Эта цель должна быть достигнута через законодательство социального государства и коллективные переговоры независимых сторон о тарифах. Политики социального государства получают легитимацию на всеобщих выборах и находят для себя общественный базис в автономных профсоюзах и в рабочих партиях. Однако же решающее слово по поводу успеха проекта принадлежит только мощи и способности к действиям интервенционистского государственного аппарата. Этот аппарат должен вмешиваться в хозяйственную систему с тем, чтобы заботиться о капиталистическом росте, сглаживать кризисы — и в то же время обеспечивать международную конкурентоспособность предприятий и рабочих мест, чтобы возникал прирост, который можно было бы перераспределять, стимулируя частных инвесторов.

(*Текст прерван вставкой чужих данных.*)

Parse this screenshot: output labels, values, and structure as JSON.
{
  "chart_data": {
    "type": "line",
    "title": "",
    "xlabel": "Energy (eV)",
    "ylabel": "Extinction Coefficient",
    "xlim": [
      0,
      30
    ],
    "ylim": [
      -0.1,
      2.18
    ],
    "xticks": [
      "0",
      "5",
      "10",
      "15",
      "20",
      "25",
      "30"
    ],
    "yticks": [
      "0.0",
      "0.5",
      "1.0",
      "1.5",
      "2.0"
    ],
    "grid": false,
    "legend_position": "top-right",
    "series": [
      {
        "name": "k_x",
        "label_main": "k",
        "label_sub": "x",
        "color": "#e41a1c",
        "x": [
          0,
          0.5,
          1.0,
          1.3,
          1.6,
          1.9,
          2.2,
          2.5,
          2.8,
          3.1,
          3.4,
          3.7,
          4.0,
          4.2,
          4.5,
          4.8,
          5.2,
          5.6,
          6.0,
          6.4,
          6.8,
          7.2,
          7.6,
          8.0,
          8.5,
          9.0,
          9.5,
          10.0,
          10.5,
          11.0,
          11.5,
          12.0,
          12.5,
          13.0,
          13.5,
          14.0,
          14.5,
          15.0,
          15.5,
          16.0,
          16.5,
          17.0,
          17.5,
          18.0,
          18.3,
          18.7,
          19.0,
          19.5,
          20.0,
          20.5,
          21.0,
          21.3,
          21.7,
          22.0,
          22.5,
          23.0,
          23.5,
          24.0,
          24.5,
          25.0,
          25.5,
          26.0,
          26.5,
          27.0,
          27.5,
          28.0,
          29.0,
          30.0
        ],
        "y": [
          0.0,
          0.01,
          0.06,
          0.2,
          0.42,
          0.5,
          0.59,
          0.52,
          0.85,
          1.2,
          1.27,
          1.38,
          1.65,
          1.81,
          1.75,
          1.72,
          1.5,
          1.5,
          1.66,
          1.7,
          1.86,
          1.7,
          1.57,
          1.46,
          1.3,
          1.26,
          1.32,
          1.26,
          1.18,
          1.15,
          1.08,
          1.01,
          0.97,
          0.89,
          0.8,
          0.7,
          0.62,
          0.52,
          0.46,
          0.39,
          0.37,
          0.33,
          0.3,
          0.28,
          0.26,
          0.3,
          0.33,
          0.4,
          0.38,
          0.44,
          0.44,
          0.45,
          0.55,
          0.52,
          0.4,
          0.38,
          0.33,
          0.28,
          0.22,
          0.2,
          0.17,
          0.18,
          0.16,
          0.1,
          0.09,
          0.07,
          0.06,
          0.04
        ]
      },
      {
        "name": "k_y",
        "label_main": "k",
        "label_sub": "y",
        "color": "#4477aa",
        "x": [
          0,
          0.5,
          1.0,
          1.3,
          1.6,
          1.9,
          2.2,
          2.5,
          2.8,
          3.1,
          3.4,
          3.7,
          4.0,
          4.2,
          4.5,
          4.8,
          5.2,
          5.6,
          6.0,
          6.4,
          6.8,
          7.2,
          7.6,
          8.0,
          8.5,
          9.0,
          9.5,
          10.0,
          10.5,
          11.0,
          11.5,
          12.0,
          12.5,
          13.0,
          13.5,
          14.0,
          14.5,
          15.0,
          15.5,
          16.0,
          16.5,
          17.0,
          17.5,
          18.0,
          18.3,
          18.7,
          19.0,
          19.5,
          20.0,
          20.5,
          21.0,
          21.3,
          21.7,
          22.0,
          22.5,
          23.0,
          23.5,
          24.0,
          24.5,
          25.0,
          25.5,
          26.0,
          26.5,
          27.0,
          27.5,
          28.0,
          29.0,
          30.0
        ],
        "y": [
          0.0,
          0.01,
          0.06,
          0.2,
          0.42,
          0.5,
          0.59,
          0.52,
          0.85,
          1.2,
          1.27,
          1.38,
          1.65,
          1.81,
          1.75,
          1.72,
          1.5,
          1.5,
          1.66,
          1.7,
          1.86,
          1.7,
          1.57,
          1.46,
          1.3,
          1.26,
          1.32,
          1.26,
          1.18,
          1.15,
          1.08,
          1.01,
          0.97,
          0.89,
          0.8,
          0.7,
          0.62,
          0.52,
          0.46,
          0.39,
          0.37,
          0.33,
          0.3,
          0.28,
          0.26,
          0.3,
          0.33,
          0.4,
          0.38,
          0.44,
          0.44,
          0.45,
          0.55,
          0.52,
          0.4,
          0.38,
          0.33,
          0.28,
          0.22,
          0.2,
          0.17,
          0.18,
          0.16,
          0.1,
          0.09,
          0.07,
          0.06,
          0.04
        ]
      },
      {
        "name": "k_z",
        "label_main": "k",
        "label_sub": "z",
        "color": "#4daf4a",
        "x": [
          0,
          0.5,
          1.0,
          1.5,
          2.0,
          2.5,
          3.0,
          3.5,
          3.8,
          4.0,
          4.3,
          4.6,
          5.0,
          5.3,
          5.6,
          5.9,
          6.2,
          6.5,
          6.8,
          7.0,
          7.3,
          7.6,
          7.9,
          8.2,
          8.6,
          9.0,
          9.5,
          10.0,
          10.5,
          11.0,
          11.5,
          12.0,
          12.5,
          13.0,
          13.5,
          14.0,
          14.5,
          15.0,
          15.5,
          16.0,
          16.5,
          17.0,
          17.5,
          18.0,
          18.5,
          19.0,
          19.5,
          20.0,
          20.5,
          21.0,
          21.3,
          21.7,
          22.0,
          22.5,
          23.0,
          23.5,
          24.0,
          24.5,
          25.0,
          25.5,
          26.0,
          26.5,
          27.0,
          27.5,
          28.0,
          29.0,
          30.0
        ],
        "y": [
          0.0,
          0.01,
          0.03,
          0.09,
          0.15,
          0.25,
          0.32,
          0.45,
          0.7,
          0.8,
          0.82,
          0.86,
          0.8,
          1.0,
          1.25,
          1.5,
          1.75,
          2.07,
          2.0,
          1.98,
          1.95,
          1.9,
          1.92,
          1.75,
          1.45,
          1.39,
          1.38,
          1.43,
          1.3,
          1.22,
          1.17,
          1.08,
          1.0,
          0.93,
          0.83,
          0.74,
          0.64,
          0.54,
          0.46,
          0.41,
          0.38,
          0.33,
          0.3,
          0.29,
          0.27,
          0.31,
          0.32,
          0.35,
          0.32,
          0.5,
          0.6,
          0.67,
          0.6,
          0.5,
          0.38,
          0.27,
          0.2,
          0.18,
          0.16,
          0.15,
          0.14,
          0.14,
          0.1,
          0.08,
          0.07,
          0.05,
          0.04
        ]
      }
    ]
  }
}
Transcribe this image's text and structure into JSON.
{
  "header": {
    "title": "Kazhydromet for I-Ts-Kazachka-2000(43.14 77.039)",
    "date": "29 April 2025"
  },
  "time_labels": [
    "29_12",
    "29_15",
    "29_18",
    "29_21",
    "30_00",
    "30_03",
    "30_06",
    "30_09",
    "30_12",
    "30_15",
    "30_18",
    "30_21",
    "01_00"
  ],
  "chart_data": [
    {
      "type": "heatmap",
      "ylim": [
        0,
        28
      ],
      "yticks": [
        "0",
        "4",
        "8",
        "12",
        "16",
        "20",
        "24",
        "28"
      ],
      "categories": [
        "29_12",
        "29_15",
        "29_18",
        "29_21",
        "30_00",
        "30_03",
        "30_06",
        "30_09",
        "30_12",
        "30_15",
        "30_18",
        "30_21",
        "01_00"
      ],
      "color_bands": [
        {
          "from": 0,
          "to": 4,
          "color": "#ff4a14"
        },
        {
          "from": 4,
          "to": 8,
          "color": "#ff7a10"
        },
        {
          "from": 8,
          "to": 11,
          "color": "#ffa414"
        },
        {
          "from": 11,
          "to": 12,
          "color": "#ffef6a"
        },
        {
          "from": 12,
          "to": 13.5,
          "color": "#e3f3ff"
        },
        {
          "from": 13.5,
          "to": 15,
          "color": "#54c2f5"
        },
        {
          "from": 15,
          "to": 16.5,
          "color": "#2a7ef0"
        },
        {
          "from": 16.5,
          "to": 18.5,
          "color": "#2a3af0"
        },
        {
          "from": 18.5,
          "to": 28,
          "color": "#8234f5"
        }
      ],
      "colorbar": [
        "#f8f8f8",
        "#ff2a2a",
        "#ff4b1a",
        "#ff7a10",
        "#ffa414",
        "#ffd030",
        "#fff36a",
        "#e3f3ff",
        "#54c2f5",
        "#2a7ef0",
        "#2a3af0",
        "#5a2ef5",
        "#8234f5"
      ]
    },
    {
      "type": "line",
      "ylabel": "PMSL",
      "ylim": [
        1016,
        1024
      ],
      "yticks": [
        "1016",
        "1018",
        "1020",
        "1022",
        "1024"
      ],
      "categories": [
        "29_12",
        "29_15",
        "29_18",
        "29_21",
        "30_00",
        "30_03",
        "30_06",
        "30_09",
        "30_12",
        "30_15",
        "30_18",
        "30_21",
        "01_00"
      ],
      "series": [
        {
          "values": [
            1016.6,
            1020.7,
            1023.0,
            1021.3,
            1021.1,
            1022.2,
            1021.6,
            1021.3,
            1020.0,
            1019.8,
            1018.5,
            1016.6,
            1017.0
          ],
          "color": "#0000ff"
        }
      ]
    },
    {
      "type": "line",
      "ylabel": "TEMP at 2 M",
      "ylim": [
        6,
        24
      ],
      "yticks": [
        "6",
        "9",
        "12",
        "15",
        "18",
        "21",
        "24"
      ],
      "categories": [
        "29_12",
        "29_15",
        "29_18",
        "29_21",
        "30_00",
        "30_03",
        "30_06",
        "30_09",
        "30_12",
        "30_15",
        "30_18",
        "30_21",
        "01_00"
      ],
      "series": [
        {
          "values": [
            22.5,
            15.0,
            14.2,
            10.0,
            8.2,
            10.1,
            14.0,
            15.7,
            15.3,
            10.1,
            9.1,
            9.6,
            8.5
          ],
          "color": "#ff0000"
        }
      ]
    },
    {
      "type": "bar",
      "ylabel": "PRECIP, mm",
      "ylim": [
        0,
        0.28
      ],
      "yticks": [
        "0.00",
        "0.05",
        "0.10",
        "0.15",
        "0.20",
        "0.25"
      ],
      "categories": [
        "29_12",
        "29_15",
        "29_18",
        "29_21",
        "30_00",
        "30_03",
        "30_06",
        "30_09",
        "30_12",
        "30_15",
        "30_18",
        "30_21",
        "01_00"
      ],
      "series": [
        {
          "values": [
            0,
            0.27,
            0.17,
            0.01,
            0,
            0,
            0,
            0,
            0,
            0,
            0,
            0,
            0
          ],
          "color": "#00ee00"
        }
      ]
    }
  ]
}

Это проясняет методическую сторону: компромисса социального государства и ослабления классовых антагонизмов следует достигать посредством вмешательства демократически легитимированной государственной власти ради сохранения и сглаживания естественного процесса капиталистического роста. Субстанциальная сторона этого проекта подпитывается остатками утопии трудового общества: когда статус рабочих и служащих нормализуется с помощью гражданских и социальных прав на участие в прибылях, массы населения получают шанс жить при свободе, социальной справедливости и растущем благосостоянии. При этом предполагается, что путем государственного вмешательства можно обеспечить мирное сосуществование между демократией и капитализмом.